“Toilet Training in Less Than a Day,” by Nathan H. Azrin, PhD and Richard M. Foxx, PhD, hit bookstands in 1974. Forty plus years later, it is still in print, and the method has worked for millions of children.
Azrin and Foxx, like others, noted that forcing children to sit on the potty (toilet) until they finally used it was an ineffective training method.
The Azrin and Foxx Method involves teaching the child to toilet (urinate in the potty) through repetition. There is more to it, including lots of praise, as well as verbal disapproval and corrective action when needed.
You and Your Child Must Be Ready
Azrin and Foxx believe these signs may appear at around 20 months of age:
- He has bladder control and can keep his diaper dry for hours.
- He can pull his training pants up and down and walk from one location to another.
- He can follow instructions, such as sitting in a chair or bringing over a toy.
To begin training, you will need supplies, including a potty, a doll that wets, snacks and drinks your child likes, and training pants.

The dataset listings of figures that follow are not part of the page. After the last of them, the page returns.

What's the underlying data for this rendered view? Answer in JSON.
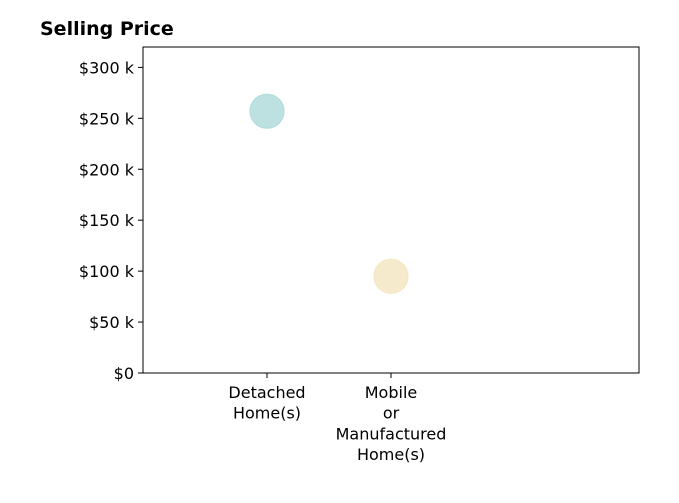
{
  "chart_data": {
    "type": "scatter",
    "title": "Selling Price",
    "xlabel": "",
    "ylabel": "",
    "categories": [
      [
        "Detached",
        "Home(s)"
      ],
      [
        "Mobile",
        "or",
        "Manufactured",
        "Home(s)"
      ]
    ],
    "points": [
      {
        "category_index": 0,
        "value": 257000,
        "color": "#b2dcdb"
      },
      {
        "category_index": 1,
        "value": 95000,
        "color": "#f5e6c4"
      }
    ],
    "ylim": [
      0,
      320000
    ],
    "yticks": [
      0,
      50000,
      100000,
      150000,
      200000,
      250000,
      300000
    ],
    "ytick_labels": [
      "$0",
      "$50 k",
      "$100 k",
      "$150 k",
      "$200 k",
      "$250 k",
      "$300 k"
    ],
    "grid": false,
    "legend": "none"
  }
}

Azrin and Foxx Part One: Teaching a Doll to Toilet
During “Part One” of the Azrin and Foxx Method, your child starts by training a doll who wets with these steps:
- He puts the doll on the potty and lowers her pants. You make the doll pee. Your child praises her, saying, “Dolly is a good girl for peeing in the potty” and offers her a treat. If he promises to use the potty himself, he can eat it.
- He shows the doll how to empty the potty bowl into a toilet.
- He checks the doll’s pants and checks himself. If he is dry, he gets a treat.
- You make the doll wet her pants. He checks. Since she is wet, he shows displeasure by saying, “No, Dolly, big girls don’t wet their pants.” He guides her through the correct steps.
- He checks his dry pants and gets a treat or drink.
- The doll correctly pees into the potty.
Azrin and Foxx Part Two: Your Child Learns to Toilet
In “Part Two” of the Azrin and Foxx Method, your child will now repeat all the steps himself. Give him rewards for dry pants. The steps are:
- Checking for dry pants.
- Going to the potty every 15 minutes and when needed.
- Pulling down pants.
- Sitting quietly on the potty.
- Pulling up pants.
- Emptying the pan from his potty into a toilet, flushing, and putting the pot back.
Every time he does something correctly, you give him a treat/drink, and say positive things.
Accidents may happen. If he starts to urinate, or if he finds his pants wet, you say “No,” verbally express disapproval, and give him a sequence of corrections.
- Take him to where he wet himself. Have him walk to the potty, pull down his pants, and sit.
- Repeat this from nine more locations.
- Have him check his pants again, showing wetness.
- Have him change his pants.
Eventually, your child will pee into the potty. Give him lots of praise. Remind him, if necessary, of the other steps. Once he completes the whole toileting process without reminders, he is considered trained.
You should watch him for three more cycles, with less praise and fewer pants checks. After the third success, stop rewards. Afrin and Foxx state that many children accomplish this in half a day.
He may have accidents during the first few days. If he does, have him to do ten walks to the potty, and change clothes himself. Since most children urinate at the same time they have bowel movements, he will “poop” in the potty naturally. Diapers should only be used at night and discontinued if he stays dry.
This summary is no replacement for Azrin and Foxx’s step-by-step guide, which includes much more information and specific ways to deal with problems and setbacks. The American Academy of Pediatrics suggests making a plan that works for your family.